In this context, I often try to identify on these threads where the tentacles of The Frankfurt School have insinuated themselves into the culture and perverted it.
The arithmetic of 13 legislatures out of 99, a majority of which are Republican, leads me to our only disagreement. I see no realistic downside risk in an Article V convention. If the nation is at such a risk, our problem will not be the nature of the document, that only counts to conservatives, it will be the reaction, whether left dominated all right dominated, to the global event which triggers the process.

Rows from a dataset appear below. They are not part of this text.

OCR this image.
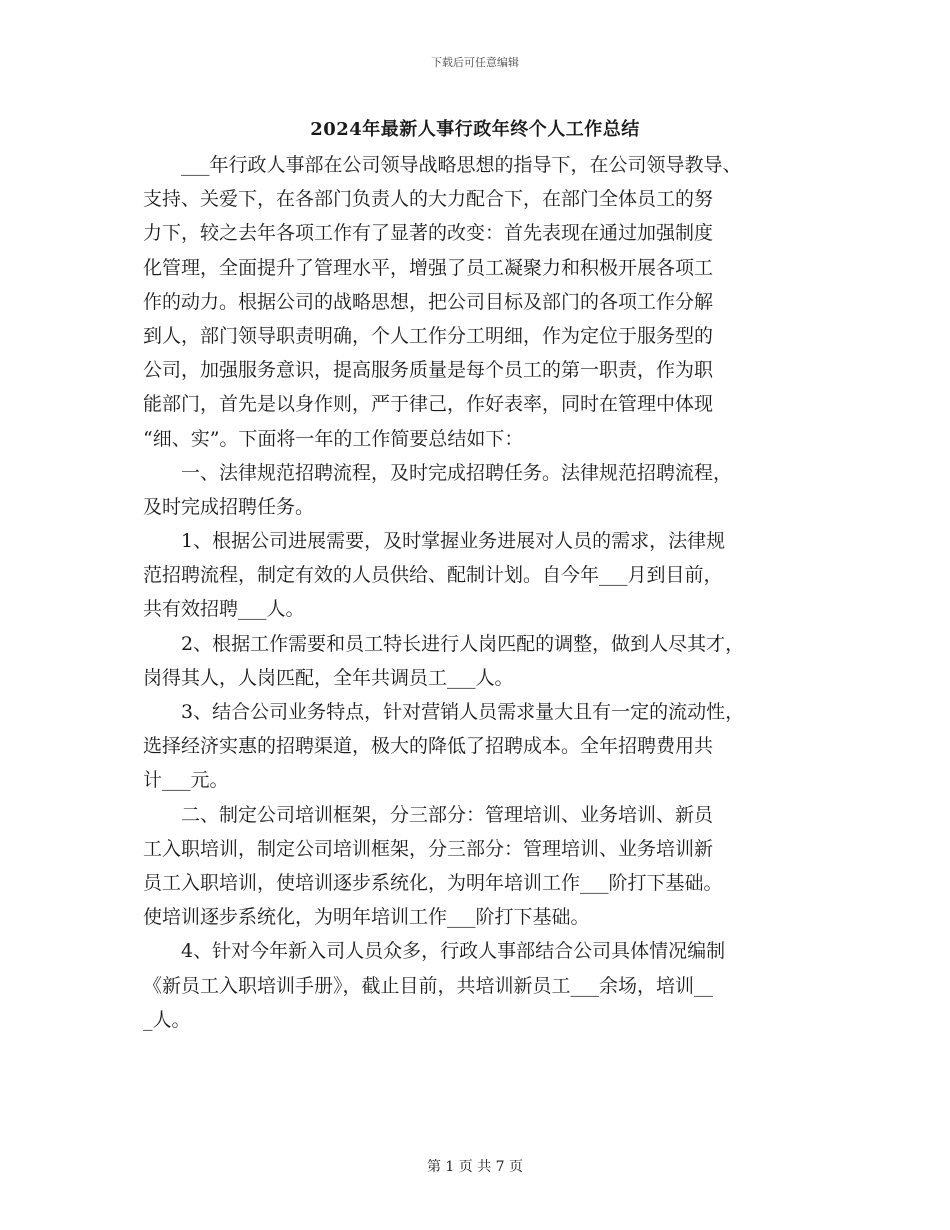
下载后可任意编辑
2024年最新人事行政年终个人工作总结
___年行政人事部在公司领导战略思想的指导下，在公司领导教导、
支持、关爱下，在各部门负责人的大力配合下，在部门全体员工的努
力下，较之去年各项工作有了显著的改变：首先表现在通过加强制度
化管理，全面提升了管理水平，增强了员工凝聚力和积极开展各项工
作的动力。根据公司的战略思想，把公司目标及部门的各项工作分解
到人，部门领导职责明确，个人工作分工明细，作为定位于服务型的
公司，加强服务意识，提高服务质量是每个员工的第一职责，作为职
能部门，首先是以身作则，严于律己，作好表率，同时在管理中体现
“细、实”。下面将一年的工作简要总结如下：
一、法律规范招聘流程，及时完成招聘任务。法律规范招聘流程，
及时完成招聘任务。
1、根据公司进展需要，及时掌握业务进展对人员的需求，法律规
范招聘流程，制定有效的人员供给、配制计划。自今年___月到目前，
共有效招聘___人。
2、根据工作需要和员工特长进行人岗匹配的调整，做到人尽其才，
岗得其人，人岗匹配，全年共调员工___人。
3、结合公司业务特点，针对营销人员需求量大且有一定的流动性，
选择经济实惠的招聘渠道，极大的降低了招聘成本。全年招聘费用共
计___元。
二、制定公司培训框架，分三部分：管理培训、业务培训、新员
工入职培训，制定公司培训框架，分三部分：管理培训、业务培训新
员工入职培训，使培训逐步系统化，为明年培训工作___阶打下基础。
使培训逐步系统化，为明年培训工作___阶打下基础。
4、针对今年新入司人员众多，行政人事部结合公司具体情况编制
《新员工入职培训手册》，截止目前，共培训新员工___余场，培训__
_人。
第 1 页 共 7 页
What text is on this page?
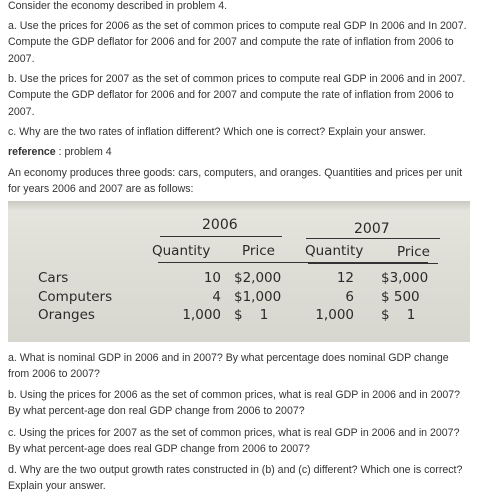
Consider the economy described in problem 4.

a. Use the prices for 2006 as the set of common prices to compute real GDP In 2006 and In 2007. Compute the GDP deflator for 2006 and for 2007 and compute the rate of inflation from 2006 to 2007.

b. Use the prices for 2007 as the set of common prices to compute real GDP in 2006 and in 2007. Compute the GDP deflator for 2006 and for 2007 and compute the rate of inflation from 2006 to 2007.

c. Why are the two rates of inflation different? Which one is correct? Explain your answer.

reference : problem 4

An economy produces three goods: cars, computers, and oranges. Quantities and prices per unit for years 2006 and 2007 are as follows:

2006	2007
Quantity Price Quantity Price
Cars
Computers
Oranges
10
4
1,000
$2,000
$1,000
$    1
12
6
1,000
$3,000
$ 500
$    1

a. What is nominal GDP in 2006 and in 2007? By what percentage does nominal GDP change from 2006 to 2007?

b. Using the prices for 2006 as the set of common prices, what is real GDP in 2006 and in 2007? By what percent-age don real GDP change from 2006 to 2007?

c. Using the prices for 2007 as the set of common prices, what is real GDP in 2006 and in 2007? By what percent-age does real GDP change from 2006 to 2007?

d. Why are the two output growth rates constructed in (b) and (c) different? Which one is correct? Explain your answer.
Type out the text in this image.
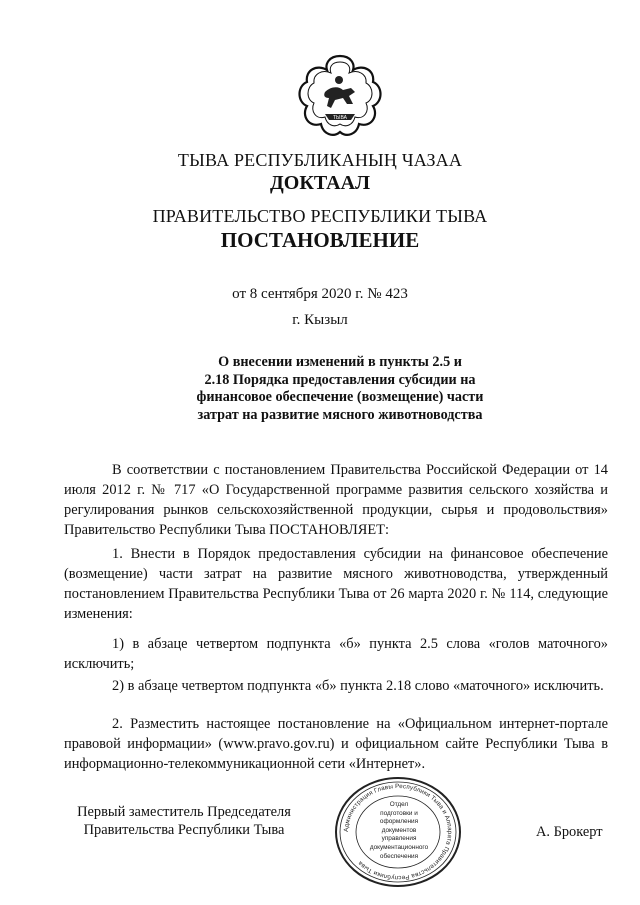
ТЫВА
ТЫВА РЕСПУБЛИКАНЫҢ ЧАЗАА
ДОКТААЛ
ПРАВИТЕЛЬСТВО РЕСПУБЛИКИ ТЫВА
ПОСТАНОВЛЕНИЕ
от 8 сентября 2020 г. № 423
г. Кызыл
О внесении изменений в пункты 2.5 и
2.18 Порядка предоставления субсидии на
финансовое обеспечение (возмещение) части
затрат на развитие мясного животноводства

В соответствии с постановлением Правительства Российской Федерации от 14 июля 2012 г. № 717 «О Государственной программе развития сельского хозяйства и регулирования рынков сельскохозяйственной продукции, сырья и продовольствия» Правительство Республики Тыва ПОСТАНОВЛЯЕТ:

1. Внести в Порядок предоставления субсидии на финансовое обеспечение (возмещение) части затрат на развитие мясного животноводства, утвержденный постановлением Правительства Республики Тыва от 26 марта 2020 г. № 114, следующие изменения:

1) в абзаце четвертом подпункта «б» пункта 2.5 слова «голов маточного» исключить;

2) в абзаце четвертом подпункта «б» пункта 2.18 слово «маточного» исключить.

2. Разместить настоящее постановление на «Официальном интернет-портале правовой информации» (www.pravo.gov.ru) и официальном сайте Республики Тыва в информационно-телекоммуникационной сети «Интернет».

Первый заместитель Председателя
Правительства Республики Тыва	А. Брокерт
Администрация Главы Республики Тыва и Аппарата Правительства Республики Тыва
Отдел
подготовки и
оформления документов
управления
документационного
обеспечения
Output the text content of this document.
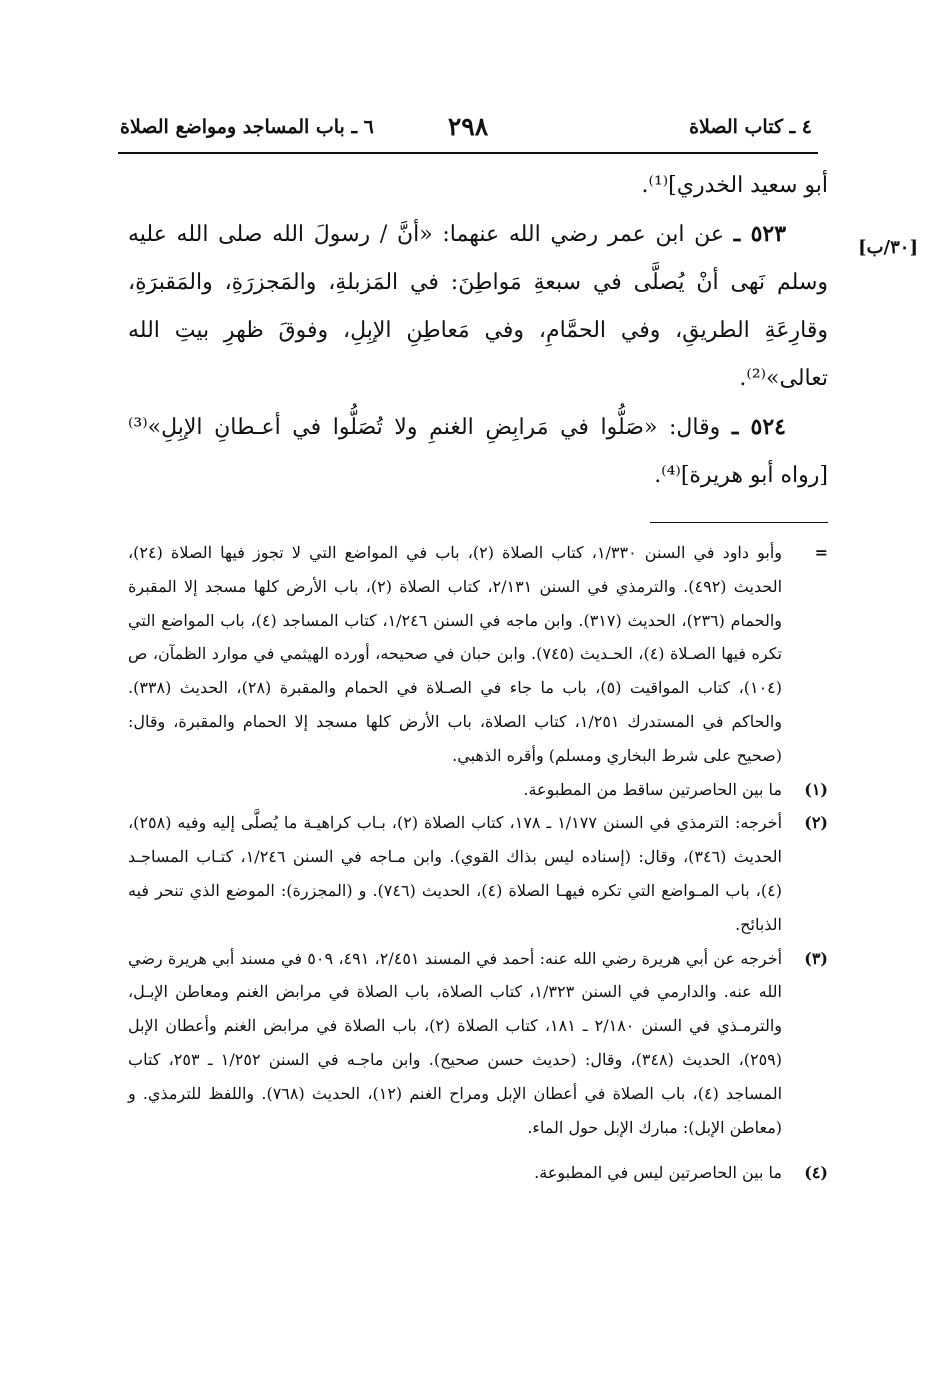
٤ ـ كتاب الصلاة
٢٩٨
٦ ـ باب المساجد ومواضع الصلاة
[٣٠/ب]

أبو سعيد الخدري]⁽¹⁾.

٥٢٣ ـ عن ابن عمر رضي الله عنهما: «أنَّ / رسولَ الله صلى الله عليه وسلم نَهى أنْ يُصلَّى في سبعةِ مَواطِنَ: في المَزبلةِ، والمَجزرَةِ، والمَقبرَةِ، وقارِعَةِ الطريقِ، وفي الحمَّامِ، وفي مَعاطِنِ الإبِلِ، وفوقَ ظهرِ بيتِ الله تعالى»⁽²⁾.

٥٢٤ ـ وقال: «صَلُّوا في مَرابِضِ الغنمِ ولا تُصَلُّوا في أعـطانِ الإبِلِ»⁽³⁾ [رواه أبو هريرة]⁽⁴⁾.

=
وأبو داود في السنن ١/٣٣٠، كتاب الصلاة (٢)، باب في المواضع التي لا تجوز فيها الصلاة (٢٤)، الحديث (٤٩٢). والترمذي في السنن ٢/١٣١، كتاب الصلاة (٢)، باب الأرض كلها مسجد إلا المقبرة والحمام (٢٣٦)، الحديث (٣١٧). وابن ماجه في السنن ١/٢٤٦، كتاب المساجد (٤)، باب المواضع التي تكره فيها الصـلاة (٤)، الحـديث (٧٤٥). وابن حبان في صحيحه، أورده الهيثمي في موارد الظمآن، ص (١٠٤)، كتاب المواقيت (٥)، باب ما جاء في الصـلاة في الحمام والمقبرة (٢٨)، الحديث (٣٣٨). والحاكم في المستدرك ١/٢٥١، كتاب الصلاة، باب الأرض كلها مسجد إلا الحمام والمقبرة، وقال: (صحيح على شرط البخاري ومسلم) وأقره الذهبي.

(١)
ما بين الحاصرتين ساقط من المطبوعة.

(٢)
أخرجه: الترمذي في السنن ١/١٧٧ ـ ١٧٨، كتاب الصلاة (٢)، بـاب كراهيـة ما يُصلَّى إليه وفيه (٢٥٨)، الحديث (٣٤٦)، وقال: (إسناده ليس بذاك القوي). وابن مـاجه في السنن ١/٢٤٦، كتـاب المساجـد (٤)، باب المـواضع التي تكره فيهـا الصلاة (٤)، الحديث (٧٤٦). و (المجزرة): الموضع الذي تنحر فيه الذبائح.

(٣)
أخرجه عن أبي هريرة رضي الله عنه: أحمد في المسند ٢/٤٥١، ٤٩١، ٥٠٩ في مسند أبي هريرة رضي الله عنه. والدارمي في السنن ١/٣٢٣، كتاب الصلاة، باب الصلاة في مرابض الغنم ومعاطن الإبـل، والترمـذي في السنن ٢/١٨٠ ـ ١٨١، كتاب الصلاة (٢)، باب الصلاة في مرابض الغنم وأعطان الإبل (٢٥٩)، الحديث (٣٤٨)، وقال: (حديث حسن صحيح). وابن ماجـه في السنن ١/٢٥٢ ـ ٢٥٣، كتاب المساجد (٤)، باب الصلاة في أعطان الإبل ومراح الغنم (١٢)، الحديث (٧٦٨). واللفظ للترمذي. و (معاطن الإبل): مبارك الإبل حول الماء.

(٤)
ما بين الحاصرتين ليس في المطبوعة.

If the reaction is leftist, the constitutional changes will not be the cause of our problem but merely the present constitutional charade made explicit.
I’ll buy that.
I was perhaps projecting onto you views others have expressed. The notion that America is still the country it was in the 80s. Well, it isn’t and it won’t return to that without great effort.
We’ve been living off our cultural capital for at least 40 years, but that well is just about dry.
Not a particularly popular POV, but the first Amendment I’d like to see passed would be on making it somewhat easier to pass future amendments.
One significant reason, IMO, that the Constitution gets ignored is that very real needs cannot be addressed without an amendment, but such an amendment cannot be passed because it’s just too hard.
I think if amendments were somewhat easier to pass, it would make insisting people stick to the Constitution as amended easier.